Di solito i tartufi sono avvinti dal un alone di mistero, prima che li si introduca normalmente nella cucina locale. E così fu anche in Istria. Soltanto all’inizio del secolo scorso gli Istriani compresero di quale perla gastronomica disponessero. Alcuni eccellenti tipi di tartufo crescono in Istria prati-camente tutto l’anno, e quello più pregiato, il tartufo bianco Tuber magnatum pico, il cui prezzo può superare anche i tremila euro al chilogrammo (!), fa la sua apparizione sui mercati in autunno, e la sua stagione dura all’incirca sino alla fine dell’anno.

 

L’habitat chiave del più caro dei nostri alimenti il famoso bosco di Motovun (Montona), situato lungo il bacino del fiume Mirna, ai piedi delle mura della grandiosa cittadina omonima. A tutt’oggi, gli esperti di tutto il mondo non sono riusciti a comprendere del tutto come sia possibile che il rinomato tartufo di Alba abbia il suo doppio nell’altrettanto rinomato gemello di Motovun e di alcuni altri minori habitat istriani. Tuttavia, gli esperti che partecipano agli incontri internazionali ed alla presentazione gastronomica tematica Zlatni tartuf (Il tartufo d’oro), che si tiene a Kremenje, ad un passo da Momjan, sono giunti alla seguente chiara conclusione: il tartufo bianco istriano non per nulla inferiore al pregiatissimo tartufo d’Alba! Anzi, un giornalista americano ha scoperto che tanti “tartufi d’Alba”, in realtà proverrebbero dall’Istria.

 

Il famoso gastronomo francese Bruno Clement, conosciuto come il Re dei tartufi, nel corso di una presentazione speciale d’alta cucina presso il ristorante Valsabbion, situato non lontano da Pula (Pola), ha confermato tale conclusione in pubblico, nell’autunno del 2003. Nel bosco di Motovun stato rinvenuto il più grande tartufo bianco mai registrato, dal peso di quasi un chilo e mezzo.

 

Sino a poco tempo fa, anche il tartufo bianco istriano era sconosciuto sulla scena della gastronomia mondiale d’élite.

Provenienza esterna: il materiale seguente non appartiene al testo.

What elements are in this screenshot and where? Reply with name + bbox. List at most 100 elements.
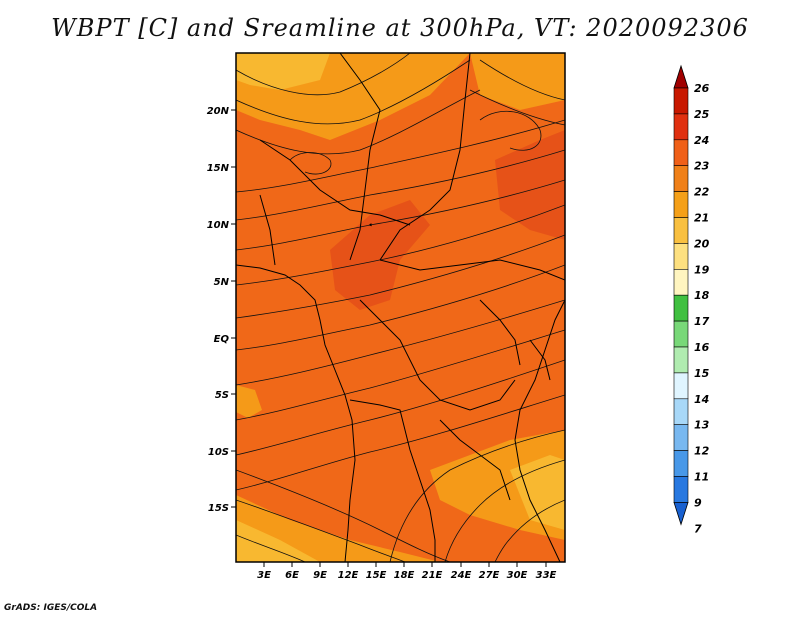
colorbar-label: 22 — [694, 186, 710, 199]
lat-axis: 20N 15N 10N 5N EQ 5S 10S 15S — [207, 106, 236, 514]
field-cool-west — [236, 385, 262, 418]
field-warm-center — [330, 200, 430, 310]
streamline — [479, 111, 542, 151]
colorbar-label: 26 — [694, 82, 710, 95]
colorbar-label: 7 — [694, 522, 702, 535]
colorbar-label: 19 — [694, 263, 710, 276]
colorbar-label: 12 — [694, 445, 710, 458]
lon-label: 6E — [285, 570, 299, 581]
field-cooler-south — [236, 520, 320, 562]
colorbar-swatch — [673, 139, 689, 167]
colorbar-swatch — [673, 294, 689, 322]
lat-label: 10S — [208, 447, 229, 458]
streamline — [236, 469, 451, 562]
lat-label: EQ — [214, 334, 230, 345]
lat-label: 15S — [208, 503, 229, 514]
streamline — [236, 264, 565, 351]
streamline — [469, 89, 565, 126]
lon-label: 33E — [536, 570, 557, 581]
border — [259, 194, 276, 266]
streamline — [236, 329, 565, 421]
colorbar-swatch — [673, 424, 689, 451]
colorbar-label: 21 — [694, 212, 709, 225]
colorbar: 26 25 24 23 22 21 20 19 18 17 16 15 14 13 12 11 9 7 — [673, 64, 710, 535]
streamline — [236, 149, 565, 221]
border — [439, 419, 511, 501]
streamline — [289, 152, 332, 175]
field-warm-east — [495, 130, 565, 240]
border — [339, 53, 381, 261]
streamline — [236, 204, 565, 286]
field-cool-northeast — [470, 53, 565, 110]
colorbar-label: 23 — [694, 160, 710, 173]
colorbar-label: 15 — [694, 367, 710, 380]
streamline — [236, 534, 306, 562]
colorbar-swatch — [673, 346, 689, 374]
border — [359, 299, 516, 411]
lon-label: 9E — [313, 570, 327, 581]
colorbar-label: 13 — [694, 419, 710, 432]
colorbar-swatch — [673, 320, 689, 348]
lon-label: 21E — [422, 570, 443, 581]
colorbar-swatch — [673, 372, 689, 400]
streamline — [236, 119, 565, 193]
colorbar-label: 20 — [694, 237, 710, 250]
colorbar-swatch — [673, 268, 689, 296]
colorbar-label: 9 — [694, 496, 702, 509]
border — [529, 339, 551, 381]
streamline — [236, 89, 481, 155]
colorbar-label: 25 — [694, 108, 710, 121]
lon-label: 18E — [394, 570, 415, 581]
colorbar-label: 16 — [694, 341, 710, 354]
colorbar-swatch — [673, 87, 689, 115]
wbpt-field — [236, 53, 565, 562]
lon-label: 12E — [338, 570, 359, 581]
streamline — [479, 59, 565, 101]
colorbar-swatch — [673, 113, 689, 141]
coastline-east — [514, 299, 565, 562]
border — [259, 139, 411, 226]
lon-label: 24E — [451, 570, 472, 581]
field-cooler-southeast — [510, 455, 565, 530]
colorbar-swatch — [673, 450, 689, 477]
lon-axis: 3E 6E 9E 12E 15E 18E 21E 24E 27E 30E 33E — [257, 562, 557, 581]
border — [349, 399, 436, 562]
border — [479, 299, 521, 366]
streamline — [494, 499, 565, 562]
lat-label: 5S — [215, 390, 229, 401]
colorbar-swatch — [673, 191, 689, 218]
streamline — [236, 394, 565, 491]
borders — [236, 53, 565, 562]
colorbar-label: 24 — [694, 134, 709, 147]
lon-label: 30E — [507, 570, 528, 581]
lon-label: 27E — [479, 570, 500, 581]
colorbar-swatch — [673, 165, 689, 192]
colorbar-label: 11 — [694, 471, 709, 484]
border — [379, 53, 471, 261]
streamline — [236, 359, 565, 456]
colorbar-swatch — [673, 476, 689, 503]
coastline-west — [236, 264, 356, 562]
chart-title: WBPT [C] and Sreamline at 300hPa, VT: 20… — [51, 14, 749, 42]
colorbar-swatch — [673, 217, 689, 244]
footer-credit: GrADS: IGES/COLA — [4, 603, 98, 613]
streamline — [236, 53, 411, 96]
lat-label: 15N — [207, 163, 230, 174]
colorbar-label: 17 — [694, 315, 710, 328]
lat-label: 5N — [214, 277, 230, 288]
streamline — [236, 179, 565, 251]
colorbar-label: 18 — [694, 289, 710, 302]
colorbar-swatch — [673, 243, 689, 270]
lat-label: 20N — [207, 106, 230, 117]
streamline — [236, 299, 565, 386]
field-cooler-north — [236, 53, 330, 90]
lon-label: 3E — [257, 570, 271, 581]
lon-label: 15E — [366, 570, 387, 581]
streamlines — [236, 53, 565, 562]
streamline — [389, 429, 565, 562]
map-frame — [235, 52, 566, 563]
colorbar-swatch — [673, 398, 689, 425]
streamline — [236, 234, 565, 319]
lat-label: 10N — [207, 220, 230, 231]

Veniva contrabbandato per giungere ai più prestigiosi ristoranti del mondo, e veniva servito senza indicarne l’origine, oppure veniva falsamente tacciato per tartufo italiano. Oggi gli Istriani non intendono più esportarli. Non per mangiarli da soli, ma per offrirli agli amanti di questi magnifici funghi, proprio in Istria, patria del tartufo.

Boris Štajduhar

I piatti che, in Istria, si preparano tradizionalmente con i tartufi sono molto semplici, soprattutto quando si tratta del migliore, il tartufo bianco, in modo tale che niente possa disturbare la sua maestosa presenza gastronomica. Sulla pasta appena scolata, sui fuži istriani o sugli gnocchi, il tartufo va grattugiato a tavola, davanti agli occhi dell’ospite - e nient’altro! L’omelette, chiamata localmente fritaja, con i tartufi, si prepara in un modo simile.